Reproduced with permission from Madras Miscellany, by S Muthiah, The Hindu Metroplus– May 13, 2002
Dragoco India’s new plant, 20 km down the Old Mahabalipuram Road, may be a state-of-the-art factory, but I was delighted to see in it a feature out of the past that would make it different from Dragoco’s Australian, Singapore and Shanghai plants. This was a Chettinad-style courtyard, complete with broad, surrounding corridor, antique wooden Chettinad pillars on traditional stone-cut bases and carved capitals that alone appeared to be the art of the re-creators of the antique. The only thing gently nudging this vaasal out of Chettinad tradition was the greenery and cascading water. A joint effort of Singapore and Madras architects, the pillared courtyard was the distinct touch I recognized of A Venkat of the Geoffrey Bawa School that adds indigenous features to modern architecture.
Vast lawns, glassed in foyer, work cubicles and labs, office space and testing facilities, even the pictures on the walls, all reflected exterior and interior designers teaming to make a state-of-the-art manufacturing facility’s front office deserve several pages in the design glossies.
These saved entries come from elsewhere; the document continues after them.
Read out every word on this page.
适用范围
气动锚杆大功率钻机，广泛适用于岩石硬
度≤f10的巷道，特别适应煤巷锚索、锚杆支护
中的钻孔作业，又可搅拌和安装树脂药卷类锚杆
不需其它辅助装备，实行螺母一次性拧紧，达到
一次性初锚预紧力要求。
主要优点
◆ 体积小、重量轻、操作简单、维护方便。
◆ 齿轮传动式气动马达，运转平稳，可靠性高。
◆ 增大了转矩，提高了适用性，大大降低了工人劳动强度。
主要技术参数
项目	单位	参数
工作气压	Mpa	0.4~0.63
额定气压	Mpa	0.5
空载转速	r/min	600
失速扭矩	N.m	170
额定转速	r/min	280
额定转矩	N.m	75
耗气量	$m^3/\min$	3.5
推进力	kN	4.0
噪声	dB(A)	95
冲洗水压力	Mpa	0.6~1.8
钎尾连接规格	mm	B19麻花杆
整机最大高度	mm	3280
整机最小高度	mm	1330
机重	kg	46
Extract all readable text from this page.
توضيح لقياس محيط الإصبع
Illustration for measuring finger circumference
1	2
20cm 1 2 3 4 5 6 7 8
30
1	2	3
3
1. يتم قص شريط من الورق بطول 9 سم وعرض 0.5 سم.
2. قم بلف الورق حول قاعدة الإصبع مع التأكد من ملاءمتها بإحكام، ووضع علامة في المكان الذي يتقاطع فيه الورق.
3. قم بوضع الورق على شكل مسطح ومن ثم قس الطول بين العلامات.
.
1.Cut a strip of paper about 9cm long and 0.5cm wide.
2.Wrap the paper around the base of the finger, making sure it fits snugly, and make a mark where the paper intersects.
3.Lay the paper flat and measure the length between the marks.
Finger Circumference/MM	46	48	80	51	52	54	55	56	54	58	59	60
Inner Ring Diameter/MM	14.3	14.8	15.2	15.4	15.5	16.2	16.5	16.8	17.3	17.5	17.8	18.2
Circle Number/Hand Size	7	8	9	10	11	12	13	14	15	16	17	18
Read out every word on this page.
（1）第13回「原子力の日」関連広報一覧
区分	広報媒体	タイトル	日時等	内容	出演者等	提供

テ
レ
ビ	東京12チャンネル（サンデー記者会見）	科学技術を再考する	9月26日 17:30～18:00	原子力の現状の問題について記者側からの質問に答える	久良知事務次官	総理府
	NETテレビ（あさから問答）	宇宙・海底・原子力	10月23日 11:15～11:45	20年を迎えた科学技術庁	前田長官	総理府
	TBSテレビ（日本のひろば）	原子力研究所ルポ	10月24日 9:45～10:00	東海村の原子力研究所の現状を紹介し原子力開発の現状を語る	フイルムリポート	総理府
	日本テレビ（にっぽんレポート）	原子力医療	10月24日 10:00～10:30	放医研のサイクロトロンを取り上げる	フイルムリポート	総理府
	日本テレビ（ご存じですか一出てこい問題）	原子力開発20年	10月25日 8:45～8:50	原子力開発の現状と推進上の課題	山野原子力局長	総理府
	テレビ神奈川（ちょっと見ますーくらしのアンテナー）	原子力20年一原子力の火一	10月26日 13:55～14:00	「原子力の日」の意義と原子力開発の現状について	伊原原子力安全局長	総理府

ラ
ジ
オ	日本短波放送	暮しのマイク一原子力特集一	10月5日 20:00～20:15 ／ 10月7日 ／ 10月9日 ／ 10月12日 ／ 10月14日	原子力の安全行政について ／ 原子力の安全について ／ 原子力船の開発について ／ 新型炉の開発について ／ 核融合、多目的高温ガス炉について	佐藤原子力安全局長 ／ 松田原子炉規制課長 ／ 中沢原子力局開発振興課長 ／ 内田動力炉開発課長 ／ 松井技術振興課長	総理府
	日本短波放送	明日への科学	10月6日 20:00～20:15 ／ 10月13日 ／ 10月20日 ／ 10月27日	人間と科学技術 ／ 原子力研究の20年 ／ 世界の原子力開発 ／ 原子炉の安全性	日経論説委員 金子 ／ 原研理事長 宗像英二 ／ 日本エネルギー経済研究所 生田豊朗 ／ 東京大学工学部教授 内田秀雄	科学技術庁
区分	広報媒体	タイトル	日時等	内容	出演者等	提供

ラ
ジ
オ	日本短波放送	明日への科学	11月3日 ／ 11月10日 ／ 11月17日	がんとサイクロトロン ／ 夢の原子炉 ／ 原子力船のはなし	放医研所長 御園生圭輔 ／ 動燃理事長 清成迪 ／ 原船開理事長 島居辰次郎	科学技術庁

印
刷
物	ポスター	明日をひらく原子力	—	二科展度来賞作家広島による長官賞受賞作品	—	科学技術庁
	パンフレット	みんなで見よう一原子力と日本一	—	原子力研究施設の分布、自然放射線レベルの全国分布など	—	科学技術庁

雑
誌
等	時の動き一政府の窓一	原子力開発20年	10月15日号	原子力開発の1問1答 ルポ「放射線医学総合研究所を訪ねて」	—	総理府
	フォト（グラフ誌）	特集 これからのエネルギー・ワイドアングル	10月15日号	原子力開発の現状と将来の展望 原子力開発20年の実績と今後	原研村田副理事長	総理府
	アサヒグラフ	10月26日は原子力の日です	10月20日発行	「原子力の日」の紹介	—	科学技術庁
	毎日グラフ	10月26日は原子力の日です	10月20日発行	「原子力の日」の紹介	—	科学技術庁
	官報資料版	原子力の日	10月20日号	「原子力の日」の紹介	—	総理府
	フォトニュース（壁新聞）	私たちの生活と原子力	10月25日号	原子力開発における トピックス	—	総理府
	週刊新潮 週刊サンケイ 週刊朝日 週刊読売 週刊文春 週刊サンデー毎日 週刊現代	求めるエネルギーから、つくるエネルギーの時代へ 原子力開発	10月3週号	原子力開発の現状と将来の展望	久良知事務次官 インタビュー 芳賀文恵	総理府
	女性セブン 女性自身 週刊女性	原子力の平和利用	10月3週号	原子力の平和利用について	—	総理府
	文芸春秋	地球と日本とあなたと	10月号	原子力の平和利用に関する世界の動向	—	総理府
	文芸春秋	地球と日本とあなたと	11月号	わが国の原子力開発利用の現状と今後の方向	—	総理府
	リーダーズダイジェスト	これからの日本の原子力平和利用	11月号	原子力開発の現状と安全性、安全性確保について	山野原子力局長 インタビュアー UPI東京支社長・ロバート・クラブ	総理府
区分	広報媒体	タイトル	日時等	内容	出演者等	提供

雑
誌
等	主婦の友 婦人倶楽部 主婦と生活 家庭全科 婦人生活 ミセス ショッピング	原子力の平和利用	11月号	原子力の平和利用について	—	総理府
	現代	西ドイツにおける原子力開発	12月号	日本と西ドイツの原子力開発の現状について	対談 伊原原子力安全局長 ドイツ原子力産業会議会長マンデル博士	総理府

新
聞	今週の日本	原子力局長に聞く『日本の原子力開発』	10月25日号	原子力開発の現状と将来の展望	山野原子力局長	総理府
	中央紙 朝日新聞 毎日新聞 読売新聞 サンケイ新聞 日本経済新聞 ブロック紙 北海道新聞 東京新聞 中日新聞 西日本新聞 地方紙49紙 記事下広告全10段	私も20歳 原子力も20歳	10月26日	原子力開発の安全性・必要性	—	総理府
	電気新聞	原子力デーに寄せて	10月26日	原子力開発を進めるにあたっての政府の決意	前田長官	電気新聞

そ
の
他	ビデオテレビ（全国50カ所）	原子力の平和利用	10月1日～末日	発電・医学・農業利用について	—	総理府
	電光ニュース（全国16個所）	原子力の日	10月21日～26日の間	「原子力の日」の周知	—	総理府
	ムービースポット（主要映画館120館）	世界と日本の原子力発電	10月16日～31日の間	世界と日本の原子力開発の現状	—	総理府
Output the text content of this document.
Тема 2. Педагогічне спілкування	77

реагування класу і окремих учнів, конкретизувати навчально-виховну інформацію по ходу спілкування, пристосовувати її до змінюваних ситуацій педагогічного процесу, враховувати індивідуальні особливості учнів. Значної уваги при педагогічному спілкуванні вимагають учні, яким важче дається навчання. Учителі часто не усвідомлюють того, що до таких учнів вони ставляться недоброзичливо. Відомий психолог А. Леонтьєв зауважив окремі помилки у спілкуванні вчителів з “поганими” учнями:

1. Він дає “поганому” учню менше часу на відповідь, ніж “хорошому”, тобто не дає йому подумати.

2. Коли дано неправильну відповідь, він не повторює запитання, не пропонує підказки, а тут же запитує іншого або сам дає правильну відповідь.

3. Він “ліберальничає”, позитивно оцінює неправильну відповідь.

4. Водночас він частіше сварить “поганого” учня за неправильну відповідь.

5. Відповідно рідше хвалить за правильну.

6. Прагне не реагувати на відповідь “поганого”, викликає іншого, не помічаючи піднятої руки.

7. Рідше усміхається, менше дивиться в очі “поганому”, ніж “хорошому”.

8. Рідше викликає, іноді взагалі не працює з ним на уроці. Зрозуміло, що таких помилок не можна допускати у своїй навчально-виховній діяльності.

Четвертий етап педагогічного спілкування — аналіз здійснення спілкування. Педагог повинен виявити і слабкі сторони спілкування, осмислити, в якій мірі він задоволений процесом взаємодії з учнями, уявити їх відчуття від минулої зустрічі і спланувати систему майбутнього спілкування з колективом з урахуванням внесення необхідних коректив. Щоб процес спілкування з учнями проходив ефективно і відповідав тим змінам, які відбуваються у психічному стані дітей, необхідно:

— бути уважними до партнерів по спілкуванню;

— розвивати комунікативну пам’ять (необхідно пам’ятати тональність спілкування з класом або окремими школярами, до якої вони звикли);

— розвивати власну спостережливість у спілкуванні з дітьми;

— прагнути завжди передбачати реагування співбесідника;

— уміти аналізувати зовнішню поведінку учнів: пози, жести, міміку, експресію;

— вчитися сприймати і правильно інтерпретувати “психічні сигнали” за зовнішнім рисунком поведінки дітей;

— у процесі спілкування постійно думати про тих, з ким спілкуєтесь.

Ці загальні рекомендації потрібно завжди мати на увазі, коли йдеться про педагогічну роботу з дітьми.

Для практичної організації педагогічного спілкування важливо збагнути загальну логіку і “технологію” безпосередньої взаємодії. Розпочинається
Looking at it, K S Narayanan (‘Nana’), patriarch of the Sanmar Group, whose joint venture this has been in another setting these past eight years, could well have been thinking that it reflected well how far the Group had come from those small beginnings in 1938.
In an attractively brought out private memoir late last year, Friendships and Flashbacks, K S Narayanan (KSN) reminisced about those first steps he had taken in industry as he moved out of banking. Then too as with Dragoco, it was a venture that was chemicals-based. Recalling the takeover of a failing printing ink factory, he wrote, “In a huge property on what was then the Guindy Road (now Sardar Patel Road), a High Court officer built a shed and installed some newly bought machinery to give his son a start in life. The son was a chemist… and had wanted to try his hand at running a printing ink factory.” When KSN bought it from the chemist and his father, he named it Nanco Printing Inks, from ‘Nana and Co.’; “it made sense in those days to give a company a name that was not too unmistakably ‘Indian’.”
About 30 years later, when I had strayed into the printing business, I had visited that shed. By then, it was the Ganges Printing Ink factory, but I remember that a more unprepossessing, ill-kept and dirty shed I had rarely seen. It may have been closer to mint condition – though still very much a shed – in KSN’s days, but even that must have been a far cry from the squeaky clean facility of international standards that I was wandering through, I thought the other day, registering how far the group had been brought by father and sons, Sankar and Kumar.
To meet his first big order, from T Sadasivam for Kalki, who believed in ‘just in time’ ordering, KSN,
his friend T S Narayanaswami, with whom he was to establish India Cements in time, and his driver worked all night to fulfil the order given after the factory had closed for the day. Dragoco would not be making its flavours and fragrances, for food, beverages, soaps and detergents, on that kind of schedule, looking at the air of German clinicalness it appeared to have.
It was also at Nanco that KSN first came in touch with several Europeans involved in industry, and found it easy to forge friendships with them. One of them was Emil Fjermeros, a Norwegian whose Ganges was to take over Nanco and induct KSN as a director of the Norwegian company. When I knew Ganges in its shabby state, it had been taken over by other Indian interests. KSN’s close relationship with Scandinavia and the family’s enthusiasm for joint ventures with foreign partners – the Group has 16 going today – could well have been laid in that friendship.